Em 28 de dezembro, os secretários municipais Nicanor Lopes (Governo e Casa Civil) e Manoel e Jesus Gonçalves (Fazenda) receberam, no Palácio Rio Branco, o então presidente da Câmara, Rodrigo Simões (PDT), e o então vice-presidente da Casa de Leis, Marco Antonio Di Bonifácio, o “Boni” (Rede Sustentabilidade), que entregaram um cheque simbólico no valor de R$ 13,14 milhões referente à economia de recursos no Legislativo em 2017.
No ano passado, Simões revelou que há vários casos de porteiros aprovados nesses “concursos coração de mãe” que exercem outras funções. “Não tem porta pra todo mundo”, disse à época. Segundo o ex-presidente do Legislativo, apenas quatro servidores estavam lotados de fato na portaria, uma vez que o local não suporta mais do que esse número de funcionários. Os outros 13, segundo o pedetista, estariam espalhados pela Casa de Leis.
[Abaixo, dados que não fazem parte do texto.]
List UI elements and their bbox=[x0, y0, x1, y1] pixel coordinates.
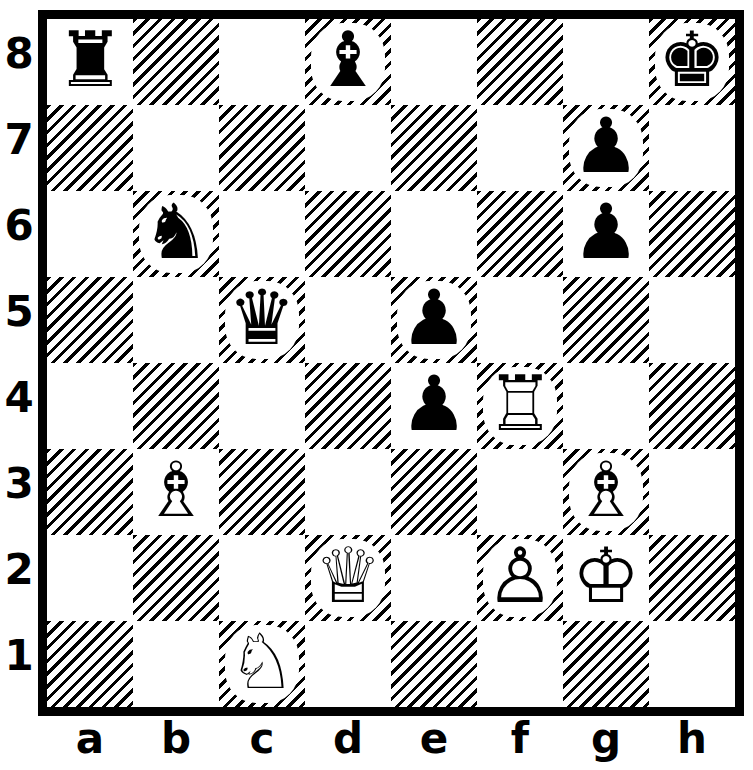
square-g2[interactable]: ♔ bbox=[563, 535, 649, 621]
square-a8[interactable]: ♜ bbox=[47, 19, 133, 105]
square-e8[interactable] bbox=[391, 19, 477, 105]
square-a5[interactable] bbox=[47, 277, 133, 363]
square-d6[interactable] bbox=[305, 191, 391, 277]
square-f7[interactable] bbox=[477, 105, 563, 191]
square-g3[interactable]: ♗ bbox=[563, 449, 649, 535]
white-pawn-glyph: ♙ bbox=[486, 533, 554, 619]
square-d2[interactable]: ♕ bbox=[305, 535, 391, 621]
square-g6[interactable]: ♟ bbox=[563, 191, 649, 277]
black-pawn-glyph: ♟ bbox=[572, 103, 640, 189]
square-a6[interactable] bbox=[47, 191, 133, 277]
white-bishop-b3[interactable]: ♗ bbox=[133, 449, 219, 535]
square-e2[interactable] bbox=[391, 535, 477, 621]
square-a7[interactable] bbox=[47, 105, 133, 191]
square-e1[interactable] bbox=[391, 621, 477, 707]
white-king-g2[interactable]: ♔ bbox=[563, 535, 649, 621]
black-rook-glyph: ♜ bbox=[56, 17, 124, 103]
white-bishop-glyph: ♗ bbox=[142, 447, 210, 533]
square-e7[interactable] bbox=[391, 105, 477, 191]
rank-label-6: 6 bbox=[0, 182, 38, 268]
white-knight-glyph: ♘ bbox=[228, 619, 296, 705]
white-bishop-glyph: ♗ bbox=[572, 447, 640, 533]
white-pawn-f2[interactable]: ♙ bbox=[477, 535, 563, 621]
square-h2[interactable] bbox=[649, 535, 735, 621]
square-e6[interactable] bbox=[391, 191, 477, 277]
black-pawn-e5[interactable]: ♟ bbox=[391, 277, 477, 363]
square-e4[interactable]: ♟ bbox=[391, 363, 477, 449]
square-a3[interactable] bbox=[47, 449, 133, 535]
square-b5[interactable] bbox=[133, 277, 219, 363]
square-b1[interactable] bbox=[133, 621, 219, 707]
square-c7[interactable] bbox=[219, 105, 305, 191]
square-d4[interactable] bbox=[305, 363, 391, 449]
file-label-f: f bbox=[477, 716, 563, 764]
square-h8[interactable]: ♚ bbox=[649, 19, 735, 105]
square-c8[interactable] bbox=[219, 19, 305, 105]
square-e5[interactable]: ♟ bbox=[391, 277, 477, 363]
square-a1[interactable] bbox=[47, 621, 133, 707]
square-d7[interactable] bbox=[305, 105, 391, 191]
rank-label-5: 5 bbox=[0, 268, 38, 354]
black-pawn-g6[interactable]: ♟ bbox=[563, 191, 649, 277]
black-queen-c5[interactable]: ♛ bbox=[219, 277, 305, 363]
rank-label-1: 1 bbox=[0, 612, 38, 698]
square-b4[interactable] bbox=[133, 363, 219, 449]
square-b2[interactable] bbox=[133, 535, 219, 621]
file-label-g: g bbox=[563, 716, 649, 764]
square-d5[interactable] bbox=[305, 277, 391, 363]
square-c5[interactable]: ♛ bbox=[219, 277, 305, 363]
square-h5[interactable] bbox=[649, 277, 735, 363]
file-label-d: d bbox=[305, 716, 391, 764]
white-rook-f4[interactable]: ♖ bbox=[477, 363, 563, 449]
white-rook-glyph: ♖ bbox=[486, 361, 554, 447]
square-f4[interactable]: ♖ bbox=[477, 363, 563, 449]
white-king-glyph: ♔ bbox=[572, 533, 640, 619]
square-g7[interactable]: ♟ bbox=[563, 105, 649, 191]
rank-label-8: 8 bbox=[0, 10, 38, 96]
chess-diagram: 87654321 ♜♝♚♟♞♟♛♟♟♖♗♗♕♙♔♘ abcdefgh bbox=[0, 0, 753, 764]
square-b3[interactable]: ♗ bbox=[133, 449, 219, 535]
square-f1[interactable] bbox=[477, 621, 563, 707]
square-h1[interactable] bbox=[649, 621, 735, 707]
rank-label-2: 2 bbox=[0, 526, 38, 612]
white-queen-d2[interactable]: ♕ bbox=[305, 535, 391, 621]
square-f5[interactable] bbox=[477, 277, 563, 363]
file-label-e: e bbox=[391, 716, 477, 764]
file-label-b: b bbox=[133, 716, 219, 764]
file-label-a: a bbox=[47, 716, 133, 764]
rank-label-3: 3 bbox=[0, 440, 38, 526]
square-g5[interactable] bbox=[563, 277, 649, 363]
square-c6[interactable] bbox=[219, 191, 305, 277]
square-d3[interactable] bbox=[305, 449, 391, 535]
square-c3[interactable] bbox=[219, 449, 305, 535]
square-a4[interactable] bbox=[47, 363, 133, 449]
square-e3[interactable] bbox=[391, 449, 477, 535]
black-king-h8[interactable]: ♚ bbox=[649, 19, 735, 105]
rank-labels: 87654321 bbox=[0, 10, 38, 698]
white-bishop-g3[interactable]: ♗ bbox=[563, 449, 649, 535]
square-h7[interactable] bbox=[649, 105, 735, 191]
black-bishop-d8[interactable]: ♝ bbox=[305, 19, 391, 105]
black-bishop-glyph: ♝ bbox=[314, 17, 382, 103]
black-pawn-glyph: ♟ bbox=[400, 275, 468, 361]
square-b6[interactable]: ♞ bbox=[133, 191, 219, 277]
square-c4[interactable] bbox=[219, 363, 305, 449]
square-a2[interactable] bbox=[47, 535, 133, 621]
rank-label-4: 4 bbox=[0, 354, 38, 440]
square-f6[interactable] bbox=[477, 191, 563, 277]
square-h6[interactable] bbox=[649, 191, 735, 277]
square-h3[interactable] bbox=[649, 449, 735, 535]
file-labels: abcdefgh bbox=[47, 716, 735, 764]
square-d1[interactable] bbox=[305, 621, 391, 707]
square-f2[interactable]: ♙ bbox=[477, 535, 563, 621]
white-knight-c1[interactable]: ♘ bbox=[219, 621, 305, 707]
chess-board: ♜♝♚♟♞♟♛♟♟♖♗♗♕♙♔♘ bbox=[38, 10, 744, 716]
black-rook-a8[interactable]: ♜ bbox=[47, 19, 133, 105]
black-king-glyph: ♚ bbox=[658, 17, 726, 103]
file-label-c: c bbox=[219, 716, 305, 764]
square-f3[interactable] bbox=[477, 449, 563, 535]
square-g4[interactable] bbox=[563, 363, 649, 449]
square-g8[interactable] bbox=[563, 19, 649, 105]
black-pawn-e4[interactable]: ♟ bbox=[391, 363, 477, 449]
black-pawn-g7[interactable]: ♟ bbox=[563, 105, 649, 191]
black-knight-b6[interactable]: ♞ bbox=[133, 191, 219, 277]
black-knight-glyph: ♞ bbox=[142, 189, 210, 275]
square-g1[interactable] bbox=[563, 621, 649, 707]
black-pawn-glyph: ♟ bbox=[572, 189, 640, 275]
file-label-h: h bbox=[649, 716, 735, 764]
square-c1[interactable]: ♘ bbox=[219, 621, 305, 707]
rank-label-7: 7 bbox=[0, 96, 38, 182]
square-c2[interactable] bbox=[219, 535, 305, 621]
square-h4[interactable] bbox=[649, 363, 735, 449]
square-b7[interactable] bbox=[133, 105, 219, 191]
black-queen-glyph: ♛ bbox=[228, 275, 296, 361]
square-b8[interactable] bbox=[133, 19, 219, 105]
square-f8[interactable] bbox=[477, 19, 563, 105]
square-d8[interactable]: ♝ bbox=[305, 19, 391, 105]
black-pawn-glyph: ♟ bbox=[400, 361, 468, 447]
white-queen-glyph: ♕ bbox=[314, 533, 382, 619]
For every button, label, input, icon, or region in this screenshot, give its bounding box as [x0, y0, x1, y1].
O Tribuna questionou a Coordenadoria Administrativa para que informasse quais os servidores em desvio de função, as atribuições atuais e quais as resoluções, portarias ou atos da Mesa Diretora que autorizaram a prática. Mas o Legislativo segue afirmando que “não existe desvio de função na Câmara Municipal”.
O presidente da Câmara de Ribeirão Preto, Igor Oliveira (MDB), encaminhou ao Tribuna nota sobre o desvio de função. Ele confirma a “realocação” de servidores aprovados no concurso para porteiro e diz que a prática não caracteriza desvio de função. Afirma, ainda, que não há ilegalidade nisso e que a medida “não onera os cofres públicos”. Os 17 porteiros, contratados em concurso que oferecia salário de R$ 1.336, recebem em média R$ 7,8 mil.
A íntegra da nota diz que “devido às necessidades de demandas inerentes à máquina administrativa, aqueles que passaram no referido concurso acabaram sendo realocados em outros departamentos. Não há impedimentos legais para isso, uma vez que o agente de operações pode prestar ‘apoio operacional para tarefas específicas da área em que estão lotados’. Dessa forma ficam ampliadas as possibilidades de trabalho dentro do Legislativo.”
E prossegue: ”Apesar do concurso inicialmente prever a portaria como o setor de lotação, o edital também previu a criação futura dos cargos necessários dentro da Câmara Municipal de Ribeirão Preto. Portanto, a lotação dos agentes de operações nos diversos setores administrativos da Câmara não configura desvio de função, ao contrário, demonstra o correto aproveitamento dos recursos humanos com a otimização da máquina pública, sem abrirmos novos concursos e, consequentemente, sem onerarmos os cofres públicos. or fim, afirmo que todos, sem exceção, cumprem diariamente suas funções e, comprovadamente, demonstram ter condições para tal.”
Comissão de Transparência – O mesmo questionamento foi encaminhado ao gabinete de Luciano Mega (PDT), presidente da Comissão Permanente de Transparência (CPT), há duas semanas, em 7 de março. Em nota, o vereador informa: “Como presidente da CPT (Comissão Permanente de Transparência), todas as mensagens que chegam via e-sic na Câmara não são repassadas aos membros da comissão, não temos conhecimento. Isso será levado para discussão na próxima reunião da comissão. O que é recebido pelo e-mail funcional do gabinete, no caso específico deste tema, também será levado para discussão na próxima reunião da comissão”.